Ante todo, algunas verdades de perogrullo. Verdades que habitan en los lugares comunes a los que debemos acudir de vez en cuando, para que encontremos el parámetro con el que mediremos nuestras ideas. Es una de esas verdades decir que los hombres integran las instituciones y que cuando los hombres –y las mujeres- las envilecen, las instituciones también se envilecen. No hay instituciones malas ni buenas, sino hombres y mujeres que son buenos o malos y que integran las instituciones. Por eso aquello de culpar a las instituciones por algo que nos parece que está mal, es un error, ya que quienes tomaron las decisiones equivocadas, fueron hombres de carne, alma y huesos.

La Democracia y la República son instituciones del derecho político. Y son también un instituto jurídico. La Dra. Teresa Day ha sido nombrada Ministro de la Corte de un modo aparentemente legal, sin vulnerar la ley. Pero resulta que la democracia y la república son algo más que un cuerpo legal. Hans Kelsen decía que es derecho todo aquello que, ya sea a través de una ley, de un decreto o de una orden verbal emitida por quien detenta el poder nos obliga a actuar de algún modo. Pero ya lo dijimos, la democracia y la república son algo más que un conjunto de normas. Dejemos descansar a la democracia, porque con esta palabra se han justificado cientos de regímenes totalitarios. Hablemos de la república. Acá no podremos escondernos demasiado de sus claros preceptos.

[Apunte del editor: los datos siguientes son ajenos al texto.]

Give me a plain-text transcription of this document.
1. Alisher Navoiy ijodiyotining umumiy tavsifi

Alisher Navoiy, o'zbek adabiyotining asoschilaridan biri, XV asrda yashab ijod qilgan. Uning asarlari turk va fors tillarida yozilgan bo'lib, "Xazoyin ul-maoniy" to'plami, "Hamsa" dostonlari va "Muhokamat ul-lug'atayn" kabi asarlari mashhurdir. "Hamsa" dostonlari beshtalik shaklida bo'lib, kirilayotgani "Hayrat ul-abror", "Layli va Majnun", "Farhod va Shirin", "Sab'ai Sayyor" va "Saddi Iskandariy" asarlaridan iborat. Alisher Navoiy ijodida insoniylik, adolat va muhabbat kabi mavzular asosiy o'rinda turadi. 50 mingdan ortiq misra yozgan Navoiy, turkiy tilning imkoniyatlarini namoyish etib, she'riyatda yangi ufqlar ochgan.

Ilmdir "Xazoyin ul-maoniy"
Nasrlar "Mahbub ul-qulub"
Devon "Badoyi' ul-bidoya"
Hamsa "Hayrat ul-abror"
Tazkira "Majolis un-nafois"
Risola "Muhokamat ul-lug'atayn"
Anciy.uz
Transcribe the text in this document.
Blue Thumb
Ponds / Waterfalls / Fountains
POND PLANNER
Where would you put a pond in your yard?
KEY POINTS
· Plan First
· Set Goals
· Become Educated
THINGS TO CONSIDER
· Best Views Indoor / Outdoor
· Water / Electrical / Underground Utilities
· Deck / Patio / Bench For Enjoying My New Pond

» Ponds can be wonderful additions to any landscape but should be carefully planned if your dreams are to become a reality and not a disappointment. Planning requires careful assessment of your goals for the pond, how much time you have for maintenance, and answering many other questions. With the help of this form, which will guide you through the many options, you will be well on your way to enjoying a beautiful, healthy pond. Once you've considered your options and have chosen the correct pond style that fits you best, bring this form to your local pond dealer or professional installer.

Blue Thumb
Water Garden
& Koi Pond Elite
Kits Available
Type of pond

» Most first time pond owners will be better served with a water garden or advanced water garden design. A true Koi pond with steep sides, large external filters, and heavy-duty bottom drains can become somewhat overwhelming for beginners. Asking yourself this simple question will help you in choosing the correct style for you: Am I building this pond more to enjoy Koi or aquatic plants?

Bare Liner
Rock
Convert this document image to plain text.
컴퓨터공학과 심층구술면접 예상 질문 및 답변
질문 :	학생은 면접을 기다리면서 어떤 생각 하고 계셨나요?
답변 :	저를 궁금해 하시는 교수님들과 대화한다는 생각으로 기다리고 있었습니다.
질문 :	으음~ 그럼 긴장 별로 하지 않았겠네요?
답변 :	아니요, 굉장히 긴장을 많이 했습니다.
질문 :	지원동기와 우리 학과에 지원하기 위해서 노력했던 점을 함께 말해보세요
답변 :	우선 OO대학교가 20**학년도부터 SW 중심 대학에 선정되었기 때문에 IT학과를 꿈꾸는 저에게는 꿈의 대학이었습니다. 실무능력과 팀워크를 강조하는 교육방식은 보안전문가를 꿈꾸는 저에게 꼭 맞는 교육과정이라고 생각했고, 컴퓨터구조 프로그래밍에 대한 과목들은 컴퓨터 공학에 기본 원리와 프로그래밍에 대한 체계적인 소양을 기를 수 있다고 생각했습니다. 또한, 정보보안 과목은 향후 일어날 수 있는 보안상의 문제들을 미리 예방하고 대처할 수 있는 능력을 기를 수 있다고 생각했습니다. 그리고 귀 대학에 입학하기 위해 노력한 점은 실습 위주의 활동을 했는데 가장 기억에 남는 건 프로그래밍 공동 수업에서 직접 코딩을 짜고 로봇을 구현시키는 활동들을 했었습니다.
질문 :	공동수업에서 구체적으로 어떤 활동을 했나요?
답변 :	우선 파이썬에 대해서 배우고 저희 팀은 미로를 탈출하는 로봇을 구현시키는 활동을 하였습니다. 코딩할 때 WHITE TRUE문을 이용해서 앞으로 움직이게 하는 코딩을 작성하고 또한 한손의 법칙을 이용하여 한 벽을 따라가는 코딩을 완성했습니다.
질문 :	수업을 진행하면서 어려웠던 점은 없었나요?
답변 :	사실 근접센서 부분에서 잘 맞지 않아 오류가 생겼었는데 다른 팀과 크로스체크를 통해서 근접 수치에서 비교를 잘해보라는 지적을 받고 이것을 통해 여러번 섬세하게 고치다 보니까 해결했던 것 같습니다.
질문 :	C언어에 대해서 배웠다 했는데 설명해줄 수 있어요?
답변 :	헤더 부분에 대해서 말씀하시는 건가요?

La república, que inventó el debido proceso, que inventó la ley previa para juzgar cualquier conducta, que precisa de la ley en todo momento, que es la progenitora del llamado estado de derecho tal cual lo concebimos en la modernidad, es, además de un sistema jurídico, de un sistema de gobierno, una manera de conducirse en la vida pública, una forma de vida elegida por una comunidad. Para que la república se vea honrada, no basta con cumplir y hacer cumplir sus leyes, sino que los actos de quienes la dirigen deben apoyarse sobre una absoluta legitimidad.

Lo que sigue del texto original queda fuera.